- May 20, 2022 2:40 pm GMT
Just as charging station availability is a constraint on battery electric vehicle adoption, maintaining momentum in the Hydrogen Economy will require dependable supply chains for clean hydrogen. While hundreds of high-tech, large-scale hydrogen production and distribution projects are in development around the world, so called “Waste-to-Hydrogen” can provide a near-term solution to meeting localized demand.
Turning waste into hydrogen can be achieved through well-established thermochemical processes (using heat to breakdown waste) or biochemical processes (using micro-organisms to break down waste). Of course, biochemical processes can occur naturally with respect to organic materials in garbage dumps or at farms (which emit landfill gas or biogas respectively, each a combination of methane and carbon dioxide). These gases can then be captured, reformed and purified into commercial grade clean hydrogen. The advantages of Waste-to-Hydrogen projects may include reducing landfill utilization, eliminating or reducing the potency of greenhouse gas emissions, capturing carbon and other chemical byproducts for sequester or sale, and proximity to clean hydrogen demand.

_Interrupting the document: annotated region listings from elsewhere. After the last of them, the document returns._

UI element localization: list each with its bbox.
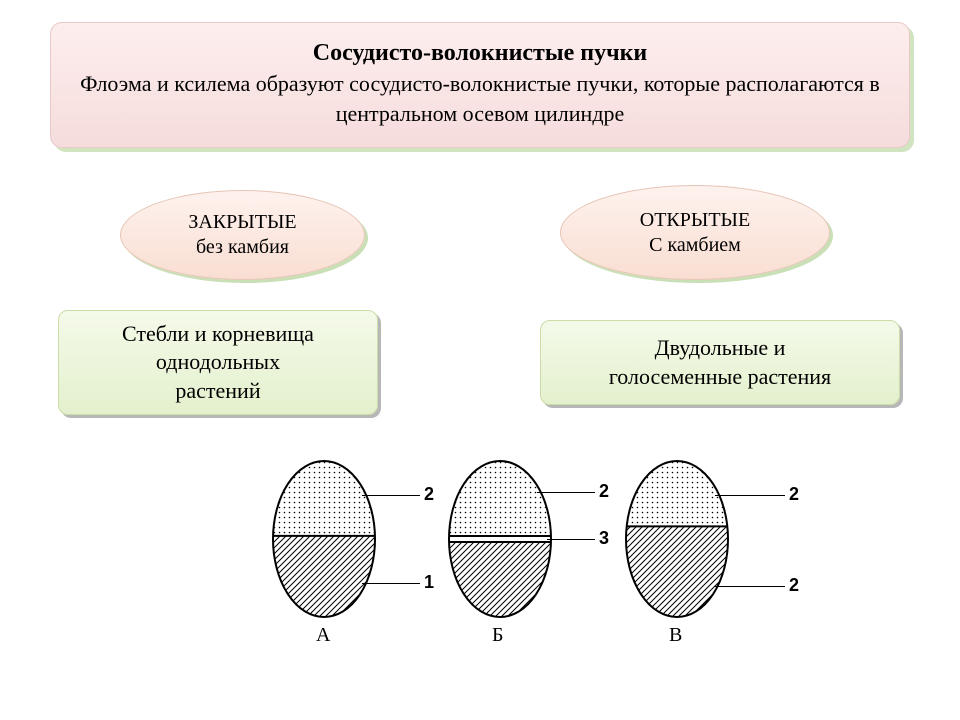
bundle-diagram: 2 1 А 2 3 Б 2 2 В [240, 460, 800, 690]
lead-label: 2 [424, 484, 434, 505]
bundle-letter: Б [492, 624, 503, 647]
box-dicot: Двудольные и голосеменные растения [540, 320, 900, 405]
ellipse-open: ОТКРЫТЫЕ С камбием [560, 185, 830, 280]
lead-label: 2 [789, 575, 799, 596]
box-monocot: Стебли и корневища однодольных растений [58, 310, 378, 415]
box-dicot-line1: Двудольные и [655, 334, 786, 363]
ellipse-closed-line2: без камбия [196, 235, 289, 260]
box-monocot-line3: растений [175, 377, 260, 406]
lead-line [537, 492, 595, 493]
lead-label: 2 [599, 481, 609, 502]
bundle-letter: А [316, 624, 330, 647]
box-monocot-line2: однодольных [156, 348, 280, 377]
lead-label: 1 [424, 572, 434, 593]
bundle-V [625, 460, 729, 618]
lead-line [362, 495, 420, 496]
ellipse-closed: ЗАКРЫТЫЕ без камбия [120, 190, 365, 280]
header-title: Сосудисто-волокнистые пучки [75, 37, 885, 69]
lead-line [715, 495, 785, 496]
box-monocot-line1: Стебли и корневища [122, 320, 314, 349]
header-subtitle: Флоэма и ксилема образуют сосудисто-воло… [75, 69, 885, 128]
lead-line [362, 583, 420, 584]
bundle-letter: В [669, 624, 682, 647]
ellipse-open-line2: С камбием [649, 233, 741, 258]
header-panel: Сосудисто-волокнистые пучки Флоэма и кси… [50, 22, 910, 148]
bundle-B [448, 460, 552, 618]
box-dicot-line2: голосеменные растения [609, 363, 831, 392]
lead-label: 3 [599, 528, 609, 549]
lead-label: 2 [789, 484, 799, 505]
ellipse-open-line1: ОТКРЫТЫЕ [640, 208, 750, 233]
lead-line [547, 539, 595, 540]
lead-line [714, 586, 785, 587]
bundle-A [272, 460, 376, 618]
ellipse-closed-line1: ЗАКРЫТЫЕ [188, 210, 296, 235]
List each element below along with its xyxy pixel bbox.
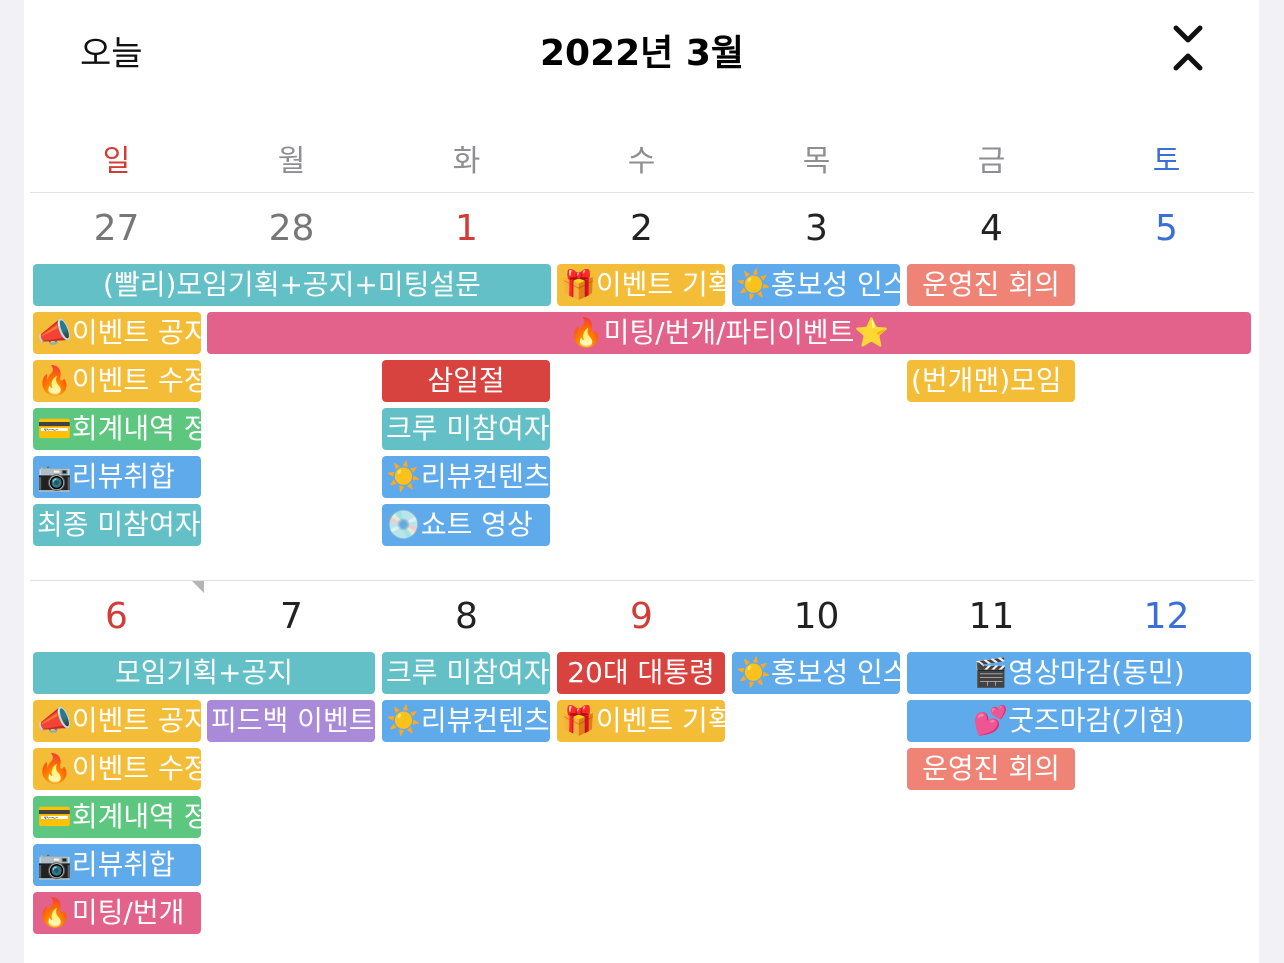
- weekday-wed: 수: [627, 144, 656, 179]
- calendar-event[interactable]: 💳회계내역 정리: [33, 796, 201, 838]
- divider: [30, 192, 1254, 193]
- calendar-event[interactable]: 크루 미참여자: [382, 408, 550, 450]
- calendar-event[interactable]: 🎁이벤트 기획: [557, 264, 725, 306]
- calendar-event[interactable]: 20대 대통령: [557, 652, 725, 694]
- weekday-sat: 토: [1152, 144, 1181, 179]
- weekday-mon: 월: [277, 144, 306, 179]
- calendar-event[interactable]: 💕굿즈마감(기현): [907, 700, 1251, 742]
- today-button[interactable]: 오늘: [80, 34, 143, 74]
- day-cell-number[interactable]: 4: [980, 208, 1003, 249]
- month-title: 2022년 3월: [539, 33, 745, 74]
- weekday-sun: 일: [102, 144, 131, 179]
- calendar-event[interactable]: 📣이벤트 공지: [33, 312, 201, 354]
- calendar-event[interactable]: (빨리)모임기획+공지+미팅설문: [33, 264, 551, 306]
- day-cell-number[interactable]: 7: [280, 596, 303, 637]
- calendar-event[interactable]: (번개맨)모임: [907, 360, 1075, 402]
- calendar-event[interactable]: ☀️홍보성 인스타: [732, 264, 900, 306]
- calendar-event[interactable]: 최종 미참여자: [33, 504, 201, 546]
- day-cell-number[interactable]: 10: [793, 596, 840, 637]
- calendar-event[interactable]: ☀️홍보성 인스타: [732, 652, 900, 694]
- calendar-event[interactable]: 운영진 회의: [907, 748, 1075, 790]
- calendar-event[interactable]: 🔥이벤트 수정: [33, 748, 201, 790]
- day-cell-number[interactable]: 9: [630, 596, 653, 637]
- day-cell-number[interactable]: 8: [455, 596, 478, 637]
- calendar-event[interactable]: ☀️리뷰컨텐츠: [382, 456, 550, 498]
- divider: [30, 580, 1254, 581]
- calendar-event[interactable]: 🎬영상마감(동민): [907, 652, 1251, 694]
- calendar-event[interactable]: 📷리뷰취합: [33, 456, 201, 498]
- chevron-collapse-expand-icon[interactable]: [1168, 22, 1208, 74]
- calendar-event[interactable]: ☀️리뷰컨텐츠: [382, 700, 550, 742]
- calendar-event[interactable]: 🔥미팅/번개: [33, 892, 201, 934]
- weekday-fri: 금: [977, 144, 1006, 179]
- day-cell-number[interactable]: 27: [93, 208, 140, 249]
- day-cell-number[interactable]: 12: [1143, 596, 1190, 637]
- calendar-event[interactable]: 운영진 회의: [907, 264, 1075, 306]
- day-cell-number[interactable]: 3: [805, 208, 828, 249]
- weekday-thu: 목: [802, 144, 831, 179]
- more-events-indicator: [192, 581, 204, 593]
- day-cell-number[interactable]: 28: [268, 208, 315, 249]
- day-cell-number[interactable]: 5: [1155, 208, 1178, 249]
- calendar-event[interactable]: 💿쇼트 영상: [382, 504, 550, 546]
- calendar-card: [24, 0, 1259, 963]
- calendar-event[interactable]: 🎁이벤트 기획: [557, 700, 725, 742]
- calendar-event[interactable]: 💳회계내역 정리: [33, 408, 201, 450]
- day-cell-number[interactable]: 6: [105, 596, 128, 637]
- calendar-event[interactable]: 피드백 이벤트: [207, 700, 375, 742]
- calendar-event[interactable]: 모임기획+공지: [33, 652, 375, 694]
- calendar-event[interactable]: 📷리뷰취합: [33, 844, 201, 886]
- calendar-event[interactable]: 📣이벤트 공지: [33, 700, 201, 742]
- day-cell-number[interactable]: 1: [455, 208, 478, 249]
- calendar-event[interactable]: 크루 미참여자: [382, 652, 550, 694]
- calendar-event[interactable]: 삼일절: [382, 360, 550, 402]
- calendar-event[interactable]: 🔥이벤트 수정: [33, 360, 201, 402]
- day-cell-number[interactable]: 11: [968, 596, 1015, 637]
- calendar-event[interactable]: 🔥미팅/번개/파티이벤트⭐️: [207, 312, 1251, 354]
- weekday-tue: 화: [452, 144, 481, 179]
- day-cell-number[interactable]: 2: [630, 208, 653, 249]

By way of example, there are multiple Waste-to-Hydrogen projects underway to meet demand that is expected to emerge from California’s aggressive push into hydrogen powered trucks and buses:
- Air Liquide’s recently commissioned $250 million facility near Las Vegas processes landfill gas into 30 tons/day of clean hydrogen, enough to power about 40,000 fuel cell electric vehicles (see article below). Clean hydrogen produced at the plant is being sold to FirstElement Fuel, Inc. which operates hydrogen fueling stations in California.
- Raven SR signed an agreement to process up to ~100 tons/day of organic waste from the West Contra Costa Sanitary Landfill in Richmond, CA using a thermochemical process to generate clean hydrogen. Operations are scheduled to begin in 2022 and at least some of the output is intended to be used to supply fueling stations for fleets of hydrogen trucks manufactured by its partner and shareholder, Hyzon Motors.
- A partnership led by FuelCell Energy and Toyota is well down the path in constructing a clean hydrogen plant at Long Beach Port, CA. The plant will reform bio-methane (also called “renewable natural gas” or “RNG”) which has, in turn, been reformed from biogas and then distributed to the port through existing gas pipelines. Among other uses, the hydrogen will be used to power hydrogen trucks which are well suited to the high utilization and back-to-base nature of port trucking operations.
Many similar projects are underway throughout Europe and Asia.